Marina parte para o contra-ataque

25/09/14 às 00:00

Quem pensou que Marina Silva (PSB) ia apanhar calada, se enganou. No programa de terça-feira à noite, a candidata partiu para o contra-ataque contra Dilma Rousseff (PT), e explorou pela primeira vez, de forma direta, as denúncias de corrupção na Petrobras. “O Brasil todo está vendo que a Petrobras virou caso de polícia”, apontou a propaganda da socialista, que fez questão de lembrar ainda que a própria Dilma foi presidente do conselho de administração da estatal. O “pulo do gato” no texto foi dizer que a Petrobras perdeu R$ 200 bilhões na bolsa de valores, e que isso equivale a “15 anos de passe livre para todos os alunos que utilizam transporte público no Brasil”. Ou seja, vinculou diretamente o escândalo na maior empresa do País à principal bandeira que foi o motor das manifestações de junho do ano passado, atraindo justamente o público que está insatisfeito com o PT, mas não tem interesse no retorno dos tucanos ao poder.

Desculpas
Marina também acusou os adversários de não terem programa de governo. E que Dilma deveria apresentar um na forma de “um pedido de desculpas”. Também prometeu manter “as coisas boas” e corrigir “as coisas erradas”.

Bateu levou
Aécio Neves (PSDB) também manteve-se no ataque. Criticou o investimento do governo Dilma em um porto de Cuba, apontando que enquanto isso, os portos brasileiros estão abandonados. Os aliados da petista reagiram nas redes sociais, apontando que o tucano entende mesmo é de construir aeroportos nas terras de sua própria família.

Ladainha
O candidato do PSDB parece ter como única bandeira de campanha tirar o PT do poder. “O PT se julga dono do Brasil e acha que pode fazer o que quer”; “o Brasil tem jeito, o que não tem jeito é esse jeito de governar do PT”; e “encerrar esse ciclo de governo do PT” foram as frases repetidas em seu programa mais recente.

Convertidos
O problema do tucano, como bem analisou o jornalista Élio Gaspari, é que ele prega para convertidos. Ou seja, fala para aqueles que já rejeitam e não votam no PT. Mas não consegue avançar um milímetro no restante do eleitorado.

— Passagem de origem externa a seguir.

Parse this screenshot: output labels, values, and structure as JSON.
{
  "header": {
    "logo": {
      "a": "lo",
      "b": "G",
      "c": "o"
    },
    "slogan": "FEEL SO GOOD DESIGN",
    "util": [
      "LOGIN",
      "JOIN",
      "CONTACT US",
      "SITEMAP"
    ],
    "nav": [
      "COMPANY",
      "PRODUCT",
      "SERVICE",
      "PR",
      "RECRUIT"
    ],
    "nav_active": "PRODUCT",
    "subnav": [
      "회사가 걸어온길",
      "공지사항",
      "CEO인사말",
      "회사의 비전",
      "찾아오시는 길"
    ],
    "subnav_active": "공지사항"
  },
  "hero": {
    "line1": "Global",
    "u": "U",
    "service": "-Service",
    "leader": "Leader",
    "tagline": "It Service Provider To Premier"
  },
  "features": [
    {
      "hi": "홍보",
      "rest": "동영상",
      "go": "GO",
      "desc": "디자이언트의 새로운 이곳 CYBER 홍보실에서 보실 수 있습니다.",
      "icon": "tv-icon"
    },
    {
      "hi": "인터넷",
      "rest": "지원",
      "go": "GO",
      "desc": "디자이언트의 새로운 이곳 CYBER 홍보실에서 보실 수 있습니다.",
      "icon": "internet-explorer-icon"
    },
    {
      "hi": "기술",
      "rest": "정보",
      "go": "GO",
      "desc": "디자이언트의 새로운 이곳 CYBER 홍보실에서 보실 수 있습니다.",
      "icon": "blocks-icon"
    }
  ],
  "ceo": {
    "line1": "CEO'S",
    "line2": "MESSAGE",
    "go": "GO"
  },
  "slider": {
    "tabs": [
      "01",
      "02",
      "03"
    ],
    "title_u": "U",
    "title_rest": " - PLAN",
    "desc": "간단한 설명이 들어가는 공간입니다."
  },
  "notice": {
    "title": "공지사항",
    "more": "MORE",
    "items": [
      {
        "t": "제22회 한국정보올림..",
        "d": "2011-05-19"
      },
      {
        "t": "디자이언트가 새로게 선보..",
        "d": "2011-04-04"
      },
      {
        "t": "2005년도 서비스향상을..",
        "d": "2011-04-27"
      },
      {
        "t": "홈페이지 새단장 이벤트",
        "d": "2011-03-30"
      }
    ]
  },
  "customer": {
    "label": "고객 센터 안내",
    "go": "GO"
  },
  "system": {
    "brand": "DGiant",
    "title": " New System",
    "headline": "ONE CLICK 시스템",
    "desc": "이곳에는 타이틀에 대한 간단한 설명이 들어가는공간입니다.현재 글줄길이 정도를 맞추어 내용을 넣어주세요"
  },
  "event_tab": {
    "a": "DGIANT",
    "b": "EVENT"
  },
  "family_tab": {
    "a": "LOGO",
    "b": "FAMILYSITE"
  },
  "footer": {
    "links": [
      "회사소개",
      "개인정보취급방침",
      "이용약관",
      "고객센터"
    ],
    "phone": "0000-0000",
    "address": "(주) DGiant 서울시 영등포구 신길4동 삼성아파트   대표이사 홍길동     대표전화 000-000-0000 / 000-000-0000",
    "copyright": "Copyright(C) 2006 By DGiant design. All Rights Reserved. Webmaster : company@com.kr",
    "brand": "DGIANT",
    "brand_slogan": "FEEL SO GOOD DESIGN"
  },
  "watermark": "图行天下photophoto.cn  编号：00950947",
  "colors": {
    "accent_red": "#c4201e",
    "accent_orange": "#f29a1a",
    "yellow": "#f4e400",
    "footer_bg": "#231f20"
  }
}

Uma no cravo outra na ferradura
A propaganda de Aécio diz que como presidente da Câmara Federal, ele liderou a aprovação da lei que permitiu que políticos sejam presos por crimes comuns. É verdade. E também aumentou a verba de gabinete dos deputados em 60%.

Moderado
Eduardo Jorge, o candidato maluquinho, retomou o tema da legalização da maconha. Segundo ele, a ideia é “permitir que o sistema de saúde converse com o usuário de forma adulta”, explicando que o melhor para a saúde é não usar, e se for para usar, que se faça moderadamente.

Canteiro
Dilma apareceu de capacete em frente a obras, avistando do helicóptero linhas de transmissão e conversando com engenheiros para falar da construção de usinas hidrelétricas. “Muita gente no Brasil não sabe que estamos realizando uma obra desse porte. Pois é, estamos. Por isso, quando falam que o Brasil está parado eu até acho graça”, ironizou a petista.

Ecológica
Sabe aquele aviso que aparece em alguns filmes dizendo que “nenhuma animal sofreu maltratos” nessa obra. Pois o programa de Dilma fez questão de lembrar que “nenhuma terra indígena será alagada” com a construção de Belo Monte.

Hipster
Marina lembrou o dia da árvore em seu programa do início da semana. Mas ao contrário do que poderia se esperar, não abraçou nenhuma delas.

Cof, cof
Já Dilma exibiu vídeo também em encontro com sindicalistas afirmando que no FGTS e outros direitos dos trabalhadores ela não mexe “nem que a vaca tussa”. A referência é ao programa de Marina que admite flexibilixação da legislação trabalhista.

Marreta
O troféu “sem noção” do dia vai para o candidato a deputado Jorge Kruger, que aparece na propaganda quebrando um aparelho de telefone celular à marretadas. “Você não precisa quebrar as coisas para mudar. Sua marreta é o seu voto”, ensina.